Optomechanical quantum bus for spins in silicon

By many accounts, quantum computing will be one of the defining technologies of this century. A general-purpose quantum computer could significantly speed-up various calculation intensive tasks ranging from drug research to optimization of logistics routes with immediate societal benefits. Many different materials are studied as the basis on which a quantum computer could be build. In this project, we will advance the use of silicon, the material that is already ubiquitous around us, as a quantum platform. As silicon has already been the material underpinning the modern information technology revolution, using it would be of advantageous to the diffusion of quantum technologies as they could then leverage the existing infrastructure of silicon electronics and photonics. The ultimate long-term goal of the project is enabling a not-too-distant future where silicon chips encompassing quantum enabled sensors and/or quantum computing processors are widely available and only require push-of-a-button coolers and laser light to operate.

Specifically, the project will advance a novel emerging physical implementation of qubits: donor spin states in silicon. These states are now known to be excellent qubits with some of the longest single qubit coherence times demonstrated in solid state. This is a significant advantage for both quantum sensing and quantum information applications. However, at the moment the application potential of silicon donor qubits is hindered by two related obstacles: current readout techniques require nanoelectric connections, below 1 K temperatures and high magnetic fields, and - most importantly - there are no scalable methods to couple multiple qubits.

This project will realize an optomechanical quantum bus for spins in silicon in order to enable optical and mechanical coupling and readout mechanisms for the donor spins and hence overcome all these obstacles. The created quantum bus will not only allow integrating the spin qubits with existing silicon photonics and nano-electro-mechanical (NEMS) platforms for integrated quantum circuits and optically readable practical quantum sensors but will also provide a solid-state on-chip testbed for creating and studying macroscopic quantum states.

At this point of the project, we have now designed and fabricated devices that combine the implanted ions and optomechanical devices and are currently working on characterising the spin - mechanical resonator coupling.
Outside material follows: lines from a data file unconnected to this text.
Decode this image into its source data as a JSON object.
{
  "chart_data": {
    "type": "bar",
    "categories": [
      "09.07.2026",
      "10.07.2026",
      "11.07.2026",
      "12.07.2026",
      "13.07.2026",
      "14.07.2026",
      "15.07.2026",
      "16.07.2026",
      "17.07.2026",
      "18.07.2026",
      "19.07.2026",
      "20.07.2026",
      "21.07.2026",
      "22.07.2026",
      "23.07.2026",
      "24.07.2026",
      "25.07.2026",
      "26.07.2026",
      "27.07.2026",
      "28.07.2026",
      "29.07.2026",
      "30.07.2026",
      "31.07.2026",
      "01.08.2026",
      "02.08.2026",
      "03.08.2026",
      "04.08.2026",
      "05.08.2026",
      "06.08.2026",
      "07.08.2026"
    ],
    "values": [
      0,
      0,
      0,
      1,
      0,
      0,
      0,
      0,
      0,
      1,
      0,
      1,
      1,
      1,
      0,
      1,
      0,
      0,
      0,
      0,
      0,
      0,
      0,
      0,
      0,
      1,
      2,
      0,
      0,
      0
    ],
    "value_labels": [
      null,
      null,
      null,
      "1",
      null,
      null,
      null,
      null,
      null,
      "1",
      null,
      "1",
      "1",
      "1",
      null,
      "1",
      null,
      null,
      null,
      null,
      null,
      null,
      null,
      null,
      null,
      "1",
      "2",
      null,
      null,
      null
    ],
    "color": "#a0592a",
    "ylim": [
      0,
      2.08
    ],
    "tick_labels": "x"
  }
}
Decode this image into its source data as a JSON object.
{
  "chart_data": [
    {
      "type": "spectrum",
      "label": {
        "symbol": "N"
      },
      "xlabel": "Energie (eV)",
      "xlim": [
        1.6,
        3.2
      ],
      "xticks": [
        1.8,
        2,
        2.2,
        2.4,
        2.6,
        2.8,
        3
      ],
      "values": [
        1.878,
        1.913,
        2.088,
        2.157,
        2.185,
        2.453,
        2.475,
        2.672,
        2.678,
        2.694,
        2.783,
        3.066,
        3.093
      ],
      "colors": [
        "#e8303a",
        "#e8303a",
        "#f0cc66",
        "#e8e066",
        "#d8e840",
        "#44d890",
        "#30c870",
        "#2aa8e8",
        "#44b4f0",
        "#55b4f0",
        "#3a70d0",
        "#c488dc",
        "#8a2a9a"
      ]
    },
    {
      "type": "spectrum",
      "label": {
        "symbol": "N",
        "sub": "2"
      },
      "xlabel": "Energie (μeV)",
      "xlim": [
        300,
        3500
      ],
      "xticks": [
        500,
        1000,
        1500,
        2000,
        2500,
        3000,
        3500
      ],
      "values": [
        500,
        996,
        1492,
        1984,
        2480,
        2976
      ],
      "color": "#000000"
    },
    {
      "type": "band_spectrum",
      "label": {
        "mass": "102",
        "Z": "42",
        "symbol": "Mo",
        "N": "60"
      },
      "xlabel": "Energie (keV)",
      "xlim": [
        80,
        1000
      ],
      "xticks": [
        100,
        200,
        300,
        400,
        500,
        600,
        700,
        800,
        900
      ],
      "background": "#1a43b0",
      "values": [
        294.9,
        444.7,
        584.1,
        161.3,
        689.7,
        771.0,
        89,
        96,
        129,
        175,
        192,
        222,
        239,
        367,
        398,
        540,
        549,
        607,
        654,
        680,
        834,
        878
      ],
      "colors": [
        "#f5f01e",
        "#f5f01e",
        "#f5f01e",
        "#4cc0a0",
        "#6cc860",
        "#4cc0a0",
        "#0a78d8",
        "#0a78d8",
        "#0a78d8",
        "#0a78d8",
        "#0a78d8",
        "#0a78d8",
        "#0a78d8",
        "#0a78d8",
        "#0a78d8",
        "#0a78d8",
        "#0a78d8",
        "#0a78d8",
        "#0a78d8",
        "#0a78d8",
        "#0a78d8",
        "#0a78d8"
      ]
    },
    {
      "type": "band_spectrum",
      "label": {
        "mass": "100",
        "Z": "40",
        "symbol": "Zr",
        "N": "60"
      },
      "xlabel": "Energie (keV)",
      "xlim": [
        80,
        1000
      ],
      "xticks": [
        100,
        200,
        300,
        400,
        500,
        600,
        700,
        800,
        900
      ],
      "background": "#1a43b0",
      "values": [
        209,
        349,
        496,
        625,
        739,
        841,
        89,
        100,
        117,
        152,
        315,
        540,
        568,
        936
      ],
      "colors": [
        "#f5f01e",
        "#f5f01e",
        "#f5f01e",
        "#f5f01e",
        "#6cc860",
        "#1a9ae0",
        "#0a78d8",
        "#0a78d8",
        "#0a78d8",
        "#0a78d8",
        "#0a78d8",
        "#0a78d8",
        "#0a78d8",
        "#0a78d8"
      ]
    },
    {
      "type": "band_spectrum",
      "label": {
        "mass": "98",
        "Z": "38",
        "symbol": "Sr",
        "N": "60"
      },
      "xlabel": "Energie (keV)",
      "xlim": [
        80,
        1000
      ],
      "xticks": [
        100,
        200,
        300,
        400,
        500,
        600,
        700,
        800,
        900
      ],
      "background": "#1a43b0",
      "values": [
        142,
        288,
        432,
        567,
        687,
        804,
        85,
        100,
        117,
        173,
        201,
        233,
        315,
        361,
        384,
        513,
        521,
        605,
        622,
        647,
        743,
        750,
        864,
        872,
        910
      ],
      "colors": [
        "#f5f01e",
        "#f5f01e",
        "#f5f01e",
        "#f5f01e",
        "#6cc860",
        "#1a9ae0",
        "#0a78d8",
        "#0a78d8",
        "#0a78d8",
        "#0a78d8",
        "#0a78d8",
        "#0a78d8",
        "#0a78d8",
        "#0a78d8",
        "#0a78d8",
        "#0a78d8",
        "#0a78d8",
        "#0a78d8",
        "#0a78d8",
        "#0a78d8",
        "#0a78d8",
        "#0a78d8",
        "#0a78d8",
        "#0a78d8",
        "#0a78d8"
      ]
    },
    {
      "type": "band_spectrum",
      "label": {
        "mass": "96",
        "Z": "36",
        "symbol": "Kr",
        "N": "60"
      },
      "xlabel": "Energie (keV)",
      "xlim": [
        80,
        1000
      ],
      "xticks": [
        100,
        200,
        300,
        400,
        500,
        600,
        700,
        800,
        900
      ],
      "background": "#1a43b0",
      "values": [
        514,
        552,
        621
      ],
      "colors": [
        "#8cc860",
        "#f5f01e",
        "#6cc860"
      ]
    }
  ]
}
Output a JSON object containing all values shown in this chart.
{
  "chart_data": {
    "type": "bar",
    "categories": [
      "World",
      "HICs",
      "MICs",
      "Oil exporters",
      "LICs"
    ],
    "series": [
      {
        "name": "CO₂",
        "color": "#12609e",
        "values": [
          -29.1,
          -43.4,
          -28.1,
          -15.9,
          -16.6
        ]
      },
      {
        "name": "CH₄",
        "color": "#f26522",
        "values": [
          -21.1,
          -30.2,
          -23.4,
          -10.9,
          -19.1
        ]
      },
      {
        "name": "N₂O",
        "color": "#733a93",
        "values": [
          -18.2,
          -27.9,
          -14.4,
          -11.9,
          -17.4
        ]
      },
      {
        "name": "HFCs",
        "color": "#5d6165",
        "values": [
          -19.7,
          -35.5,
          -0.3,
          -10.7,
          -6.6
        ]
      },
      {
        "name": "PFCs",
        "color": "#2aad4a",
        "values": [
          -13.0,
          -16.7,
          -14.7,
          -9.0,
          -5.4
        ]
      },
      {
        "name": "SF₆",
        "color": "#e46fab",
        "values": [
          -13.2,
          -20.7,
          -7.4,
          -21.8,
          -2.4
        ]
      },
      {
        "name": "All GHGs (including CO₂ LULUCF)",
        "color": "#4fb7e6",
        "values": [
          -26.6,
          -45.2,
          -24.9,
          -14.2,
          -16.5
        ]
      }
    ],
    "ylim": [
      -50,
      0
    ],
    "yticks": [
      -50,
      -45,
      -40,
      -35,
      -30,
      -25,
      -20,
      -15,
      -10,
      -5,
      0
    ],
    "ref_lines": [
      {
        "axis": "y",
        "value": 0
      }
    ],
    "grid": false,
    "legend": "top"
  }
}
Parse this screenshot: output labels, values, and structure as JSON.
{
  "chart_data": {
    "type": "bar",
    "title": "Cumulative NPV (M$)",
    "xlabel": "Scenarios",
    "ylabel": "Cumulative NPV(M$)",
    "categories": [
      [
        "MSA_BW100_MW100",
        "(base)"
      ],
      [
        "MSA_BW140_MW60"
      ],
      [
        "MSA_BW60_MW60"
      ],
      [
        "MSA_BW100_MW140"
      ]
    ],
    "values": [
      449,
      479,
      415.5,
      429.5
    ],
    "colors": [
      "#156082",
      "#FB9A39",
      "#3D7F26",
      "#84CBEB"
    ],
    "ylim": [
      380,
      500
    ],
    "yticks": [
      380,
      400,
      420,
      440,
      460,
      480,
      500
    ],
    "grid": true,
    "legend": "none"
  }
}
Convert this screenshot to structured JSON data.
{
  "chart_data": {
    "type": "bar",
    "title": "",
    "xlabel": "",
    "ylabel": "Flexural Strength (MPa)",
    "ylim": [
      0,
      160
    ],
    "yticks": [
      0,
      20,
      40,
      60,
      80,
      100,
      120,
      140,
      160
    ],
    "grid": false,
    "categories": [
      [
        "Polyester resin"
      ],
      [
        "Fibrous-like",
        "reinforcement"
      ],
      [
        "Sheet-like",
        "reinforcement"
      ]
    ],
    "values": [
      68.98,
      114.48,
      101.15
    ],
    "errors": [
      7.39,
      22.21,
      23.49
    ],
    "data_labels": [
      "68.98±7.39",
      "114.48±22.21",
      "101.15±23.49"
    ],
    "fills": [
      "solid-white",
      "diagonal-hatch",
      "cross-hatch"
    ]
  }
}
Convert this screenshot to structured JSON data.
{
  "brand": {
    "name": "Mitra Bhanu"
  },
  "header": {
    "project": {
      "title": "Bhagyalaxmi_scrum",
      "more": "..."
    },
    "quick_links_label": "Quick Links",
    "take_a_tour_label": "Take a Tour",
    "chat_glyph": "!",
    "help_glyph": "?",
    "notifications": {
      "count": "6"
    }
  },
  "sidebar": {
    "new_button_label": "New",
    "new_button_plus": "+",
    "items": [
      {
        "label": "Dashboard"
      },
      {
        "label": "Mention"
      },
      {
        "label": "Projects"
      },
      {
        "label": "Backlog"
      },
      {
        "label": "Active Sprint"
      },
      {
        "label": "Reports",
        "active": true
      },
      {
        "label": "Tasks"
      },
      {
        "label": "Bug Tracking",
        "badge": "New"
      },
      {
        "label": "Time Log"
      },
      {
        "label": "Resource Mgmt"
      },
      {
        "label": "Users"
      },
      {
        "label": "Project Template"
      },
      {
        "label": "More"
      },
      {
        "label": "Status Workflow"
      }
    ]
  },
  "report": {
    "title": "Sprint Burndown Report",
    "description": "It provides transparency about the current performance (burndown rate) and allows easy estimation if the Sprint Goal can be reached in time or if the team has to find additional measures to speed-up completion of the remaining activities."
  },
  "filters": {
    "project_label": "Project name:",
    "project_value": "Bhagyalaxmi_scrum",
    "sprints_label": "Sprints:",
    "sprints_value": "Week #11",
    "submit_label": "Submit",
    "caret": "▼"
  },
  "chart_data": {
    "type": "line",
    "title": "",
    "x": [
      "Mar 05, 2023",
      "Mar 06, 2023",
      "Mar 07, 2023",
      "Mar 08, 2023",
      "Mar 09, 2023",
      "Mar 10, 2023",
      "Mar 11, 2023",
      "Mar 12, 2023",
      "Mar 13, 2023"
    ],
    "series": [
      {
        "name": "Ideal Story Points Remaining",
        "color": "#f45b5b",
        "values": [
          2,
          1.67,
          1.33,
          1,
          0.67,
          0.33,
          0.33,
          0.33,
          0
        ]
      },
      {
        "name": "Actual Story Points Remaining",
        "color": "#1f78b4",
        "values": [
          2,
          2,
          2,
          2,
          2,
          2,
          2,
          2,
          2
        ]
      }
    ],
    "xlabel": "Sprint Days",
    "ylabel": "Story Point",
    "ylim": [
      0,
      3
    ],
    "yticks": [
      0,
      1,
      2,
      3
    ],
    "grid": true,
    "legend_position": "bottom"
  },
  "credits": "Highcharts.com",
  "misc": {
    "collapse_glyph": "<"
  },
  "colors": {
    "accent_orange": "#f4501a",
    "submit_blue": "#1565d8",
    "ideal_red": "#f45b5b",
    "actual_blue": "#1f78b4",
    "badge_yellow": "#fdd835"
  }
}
For a complete functionality of the hybrid system it would beneficial to have also a second readout in addition to the optomechanical device, and for this reason we are also working on another readout mechanism based on donor bound exciton states. This work lead us to some interesting physics about how hole states in silicon react to strain. Finally, as the ultimate device will also require us to have a quantum level control over the mechanical resonator, we are simultaneously working on measurement based feedback of optomechanical systems. This work in turn lead us to realise a novel way to achieve the feedback mechanism.

By the end of the project we expect to have a quantum device where donor spins in silicon are coupled to silicon NEMS devices which provide both the spin-spin coupling for the nearest neighbors and a transducing element between the spins and optical telecom range photons that can then be used for long-range interactions. This will be the crucial building blocks to realize a full size silicon quantum computer.